Lucara Diamond Corp. says it is retaining its tennis-sized diamond it unearthed at Karowe diamond mine in Botswana after it failed to sell at a London auction. The 1,109 carat Type IIa Lesedi La Rona diamond was hoped could be sold for $70 million, but failed to meet the reserve at Sotheby’s. The highest bid according to reports was $61 million, which was $9 million short of the reserve.
“….the Company will be retaining the exceptional 1,109 carat Type IIa Lesedi La Rona diamond as bidding did not meet the reserve price at the auction held this evening at Sotheby’s in London,” Lucara Chief Executive Officer, William Lamb said in a brief statement following the auction.

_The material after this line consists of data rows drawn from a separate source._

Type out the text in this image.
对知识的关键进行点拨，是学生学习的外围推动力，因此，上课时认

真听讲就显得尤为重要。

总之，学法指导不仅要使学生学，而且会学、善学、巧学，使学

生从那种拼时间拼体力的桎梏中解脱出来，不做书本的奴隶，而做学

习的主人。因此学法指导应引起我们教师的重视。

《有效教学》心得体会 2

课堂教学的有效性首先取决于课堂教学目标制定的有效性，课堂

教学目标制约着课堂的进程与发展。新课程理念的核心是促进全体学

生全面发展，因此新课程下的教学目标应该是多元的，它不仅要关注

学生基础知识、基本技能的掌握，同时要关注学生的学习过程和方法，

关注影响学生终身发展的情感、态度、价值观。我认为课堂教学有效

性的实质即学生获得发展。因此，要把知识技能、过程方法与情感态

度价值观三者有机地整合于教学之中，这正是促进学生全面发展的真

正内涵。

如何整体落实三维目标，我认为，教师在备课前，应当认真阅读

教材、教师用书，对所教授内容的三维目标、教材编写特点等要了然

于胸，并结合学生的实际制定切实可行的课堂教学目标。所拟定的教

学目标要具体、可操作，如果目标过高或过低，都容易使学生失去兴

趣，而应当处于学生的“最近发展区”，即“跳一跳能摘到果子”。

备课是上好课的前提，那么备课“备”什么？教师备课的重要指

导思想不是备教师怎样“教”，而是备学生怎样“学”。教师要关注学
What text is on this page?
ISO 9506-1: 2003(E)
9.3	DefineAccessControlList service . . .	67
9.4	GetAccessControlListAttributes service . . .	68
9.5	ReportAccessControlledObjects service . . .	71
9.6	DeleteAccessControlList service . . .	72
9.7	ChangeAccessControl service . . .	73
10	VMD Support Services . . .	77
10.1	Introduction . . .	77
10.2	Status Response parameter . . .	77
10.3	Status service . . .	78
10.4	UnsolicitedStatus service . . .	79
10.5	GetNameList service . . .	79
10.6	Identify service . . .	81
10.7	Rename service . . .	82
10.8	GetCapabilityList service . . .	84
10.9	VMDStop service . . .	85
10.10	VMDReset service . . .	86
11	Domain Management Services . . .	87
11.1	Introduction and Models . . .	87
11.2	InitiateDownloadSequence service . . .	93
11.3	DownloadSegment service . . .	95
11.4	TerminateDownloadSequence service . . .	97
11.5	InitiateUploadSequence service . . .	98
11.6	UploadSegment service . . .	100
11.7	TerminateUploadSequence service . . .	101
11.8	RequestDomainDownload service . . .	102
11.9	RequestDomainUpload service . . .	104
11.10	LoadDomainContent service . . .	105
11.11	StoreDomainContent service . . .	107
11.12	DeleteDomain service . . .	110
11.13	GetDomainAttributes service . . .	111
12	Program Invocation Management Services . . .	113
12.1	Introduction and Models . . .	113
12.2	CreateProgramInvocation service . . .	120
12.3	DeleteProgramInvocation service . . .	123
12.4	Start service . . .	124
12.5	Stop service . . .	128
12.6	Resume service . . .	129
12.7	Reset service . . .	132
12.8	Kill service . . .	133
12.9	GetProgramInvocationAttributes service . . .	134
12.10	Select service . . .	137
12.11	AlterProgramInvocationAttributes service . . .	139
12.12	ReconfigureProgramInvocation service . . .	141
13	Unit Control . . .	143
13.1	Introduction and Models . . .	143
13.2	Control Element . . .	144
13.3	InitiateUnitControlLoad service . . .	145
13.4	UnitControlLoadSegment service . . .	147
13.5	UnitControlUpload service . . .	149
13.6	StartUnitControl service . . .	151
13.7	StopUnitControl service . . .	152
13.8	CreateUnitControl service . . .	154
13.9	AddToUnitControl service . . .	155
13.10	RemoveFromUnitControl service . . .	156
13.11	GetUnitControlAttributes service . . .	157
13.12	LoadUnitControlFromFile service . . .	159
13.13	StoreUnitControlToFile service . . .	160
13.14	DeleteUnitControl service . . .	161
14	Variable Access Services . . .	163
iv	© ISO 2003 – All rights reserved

The stone which originated from the south lobe of Lucara’s Karowe Mine is the world’s second largest gem quality diamond ever recovered and the largest ever to be recovered through a modern processing facility.
The stone, which measures 65mm x 56mm x 40mm in size, was recovered by the newly installed Large Diamond Recovery (“LDR”) XRT machines at the mine.
However, the company said as part of the plan for the auction at Sotheby’s in London, it put 3 small stones up for sale (5.44 carat, 5.62 carats and 5.86 carats) raising approximately US$104, 000. “Lucara will match this amount and the total proceeds will be for charities in Botswana,” the company said.
In May, Lucara sold 812.77 carat stone for $63 million.